Although small, no more than 4 cm across, the pigmy rock crab is a feisty carnivore that preys on bivalves, limpets, snails, and other crabs. With its powerful pincers it is able to open bivalves much larger than it is itself, and it is even known to tear the arms off small sea stars. Because of its small size the pigmy rock crab is able to slip into oyster cultivation trays used in raising gourmet oysters, opening oysters that foil much larger crab species, and making itself a nuisance to the oyster industry.

This little crab looks a bit like a tiny Red Rock Crab with a slightly more rounded carapace. It's common to see them nestled snugly into the abandoned shells of the giant barnacle, Balanus nubilus, where they find protection from octopus and other predators.

The pigmy rock crab is common in subtidal rocky habitats throughout northern Puget Sound and in waters surrounding the Olympic Peninsula.

Pygmy rock crabs
Pygmy rock crabs are feisty little carnivores—just 4 cm wide.
Photo by Jennifer Vanderhoof

crab fossil
Top view of crab fossil, showing its head and thorax shield (carapace). 4 cm wide.
Photo by Ron Eng
crab fossil
Bottom view of crab fossil, showing its legs and abdomen. 4 cm wide.
Photo by Ron Eng

Fossil: Clallam rock crab 
Cancer starri

This crab fossil is from rocks in western Washington that are around 15 million years old. It is related to the Dungeness crab, which itself has a fossil record in Oregon dating back some 5 million years.

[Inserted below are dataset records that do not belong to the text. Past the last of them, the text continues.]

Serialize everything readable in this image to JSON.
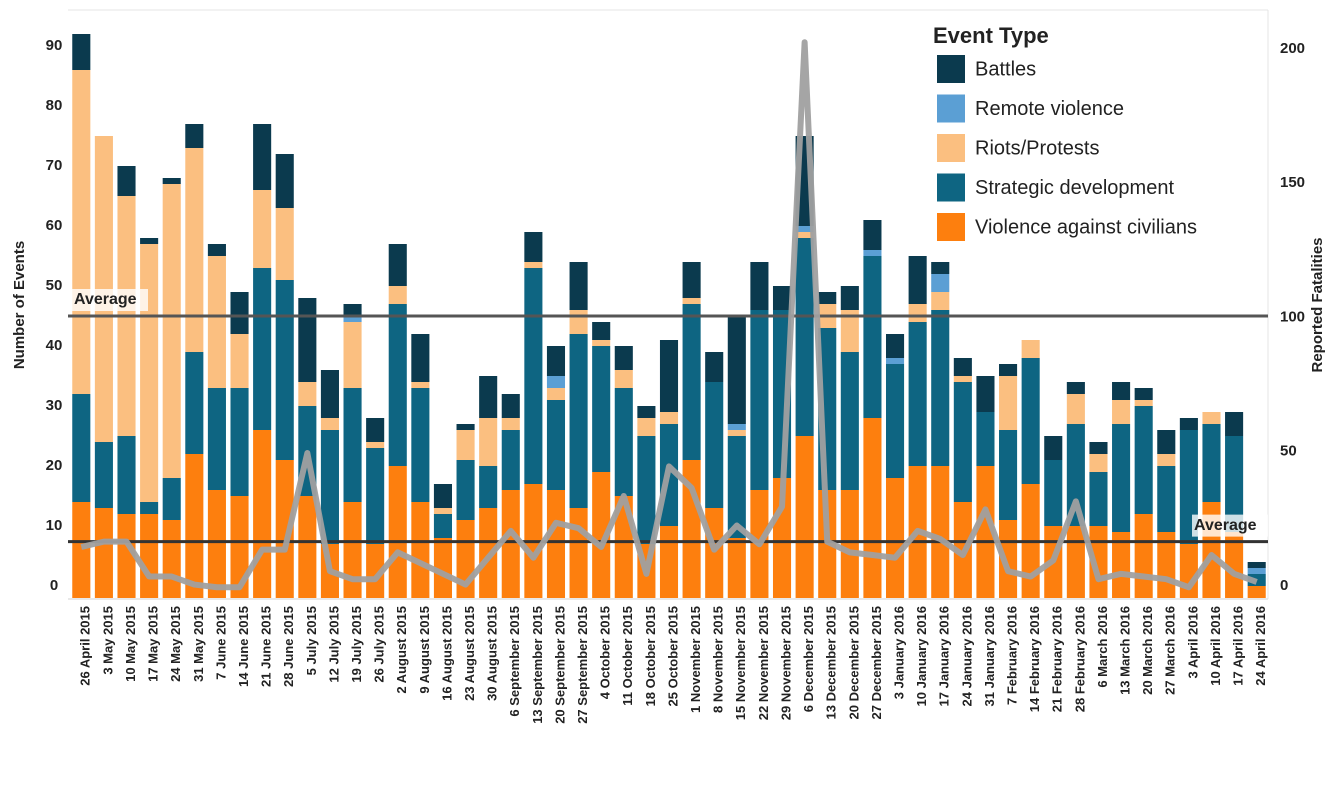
{
  "chart_data": {
    "type": "bar",
    "stacked": true,
    "y_title": "Number of Events",
    "y2_title": "Reported Fatalities",
    "legend_title": "Event Type",
    "categories": [
      "26 April 2015",
      "3 May 2015",
      "10 May 2015",
      "17 May 2015",
      "24 May 2015",
      "31 May 2015",
      "7 June 2015",
      "14 June 2015",
      "21 June 2015",
      "28 June 2015",
      "5 July 2015",
      "12 July 2015",
      "19 July 2015",
      "26 July 2015",
      "2 August 2015",
      "9 August 2015",
      "16 August 2015",
      "23 August 2015",
      "30 August 2015",
      "6 September 2015",
      "13 September 2015",
      "20 September 2015",
      "27 September 2015",
      "4 October 2015",
      "11 October 2015",
      "18 October 2015",
      "25 October 2015",
      "1 November 2015",
      "8 November 2015",
      "15 November 2015",
      "22 November 2015",
      "29 November 2015",
      "6 December 2015",
      "13 December 2015",
      "20 December 2015",
      "27 December 2015",
      "3 January 2016",
      "10 January 2016",
      "17 January 2016",
      "24 January 2016",
      "31 January 2016",
      "7 February 2016",
      "14 February 2016",
      "21 February 2016",
      "28 February 2016",
      "6 March 2016",
      "13 March 2016",
      "20 March 2016",
      "27 March 2016",
      "3 April 2016",
      "10 April 2016",
      "17 April 2016",
      "24 April 2016"
    ],
    "series": [
      {
        "name": "Violence against civilians",
        "color": "#fd7f0e",
        "values": [
          16,
          15,
          14,
          14,
          13,
          24,
          18,
          17,
          28,
          23,
          17,
          9,
          16,
          9,
          22,
          16,
          10,
          13,
          15,
          18,
          19,
          18,
          15,
          21,
          17,
          9,
          12,
          23,
          15,
          10,
          18,
          20,
          27,
          18,
          18,
          30,
          20,
          22,
          22,
          16,
          22,
          13,
          19,
          12,
          12,
          12,
          11,
          14,
          11,
          9,
          16,
          11,
          2
        ]
      },
      {
        "name": "Strategic development",
        "color": "#0e6582",
        "values": [
          18,
          11,
          13,
          2,
          7,
          17,
          17,
          18,
          27,
          30,
          15,
          19,
          19,
          16,
          27,
          19,
          4,
          10,
          7,
          10,
          36,
          15,
          29,
          21,
          18,
          18,
          17,
          26,
          21,
          17,
          30,
          28,
          33,
          27,
          23,
          27,
          19,
          24,
          26,
          20,
          9,
          15,
          21,
          11,
          17,
          9,
          18,
          18,
          11,
          19,
          13,
          16,
          2
        ]
      },
      {
        "name": "Riots/Protests",
        "color": "#fbbf80",
        "values": [
          54,
          51,
          40,
          43,
          49,
          34,
          22,
          9,
          13,
          12,
          4,
          2,
          11,
          1,
          3,
          1,
          1,
          5,
          8,
          2,
          1,
          2,
          4,
          1,
          3,
          3,
          2,
          1,
          0,
          1,
          0,
          0,
          1,
          4,
          7,
          0,
          0,
          3,
          3,
          1,
          0,
          9,
          3,
          0,
          5,
          3,
          4,
          1,
          2,
          0,
          2,
          0,
          0
        ]
      },
      {
        "name": "Remote violence",
        "color": "#5b9fd4",
        "values": [
          0,
          0,
          0,
          0,
          0,
          0,
          0,
          0,
          0,
          0,
          0,
          0,
          1,
          0,
          0,
          0,
          0,
          0,
          0,
          0,
          0,
          2,
          0,
          0,
          0,
          0,
          0,
          0,
          0,
          1,
          0,
          0,
          1,
          0,
          0,
          1,
          1,
          0,
          3,
          0,
          0,
          0,
          0,
          0,
          0,
          0,
          0,
          0,
          0,
          0,
          0,
          0,
          1
        ]
      },
      {
        "name": "Battles",
        "color": "#0b3a4e",
        "values": [
          6,
          0,
          5,
          1,
          1,
          4,
          2,
          7,
          11,
          9,
          14,
          8,
          2,
          4,
          7,
          8,
          4,
          1,
          7,
          4,
          5,
          5,
          8,
          3,
          4,
          2,
          12,
          6,
          5,
          18,
          8,
          4,
          15,
          2,
          4,
          5,
          4,
          8,
          2,
          3,
          6,
          2,
          0,
          4,
          2,
          2,
          3,
          2,
          4,
          2,
          0,
          4,
          1
        ]
      }
    ],
    "legend_order": [
      4,
      3,
      2,
      1,
      0
    ],
    "line": {
      "color": "#a0a0a0",
      "axis": "y2",
      "values": [
        19,
        21,
        21,
        8,
        8,
        5,
        4,
        4,
        18,
        18,
        54,
        10,
        7,
        7,
        17,
        13,
        9,
        5,
        15,
        25,
        15,
        28,
        26,
        19,
        38,
        9,
        49,
        41,
        18,
        27,
        20,
        34,
        207,
        21,
        17,
        16,
        15,
        25,
        22,
        16,
        33,
        10,
        8,
        14,
        36,
        7,
        9,
        8,
        7,
        4,
        16,
        9,
        6
      ]
    },
    "reference_lines": [
      {
        "label": "Average",
        "value": 47,
        "axis": "y",
        "color": "#555555"
      },
      {
        "label": "Average",
        "value": 21,
        "axis": "y2",
        "color": "#333333"
      }
    ],
    "ylim": [
      0,
      98
    ],
    "yticks": [
      0,
      10,
      20,
      30,
      40,
      50,
      60,
      70,
      80,
      90
    ],
    "y2lim": [
      0,
      219
    ],
    "y2ticks": [
      0,
      50,
      100,
      150,
      200
    ]
  }
}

Cancer crabs are carnivorous, hunting and eating snails, clams, and other crabs and shrimps. In order to grow, crabs moult their entire shell (the exoskeleton) many times before they become fully grown. Sometimes parts of this shed shell become fossilized, and sometimes the entire animal is preserved, as seen in this specimen. This fossil species is named after David Starr, one of the Burke Museum's longtime donors.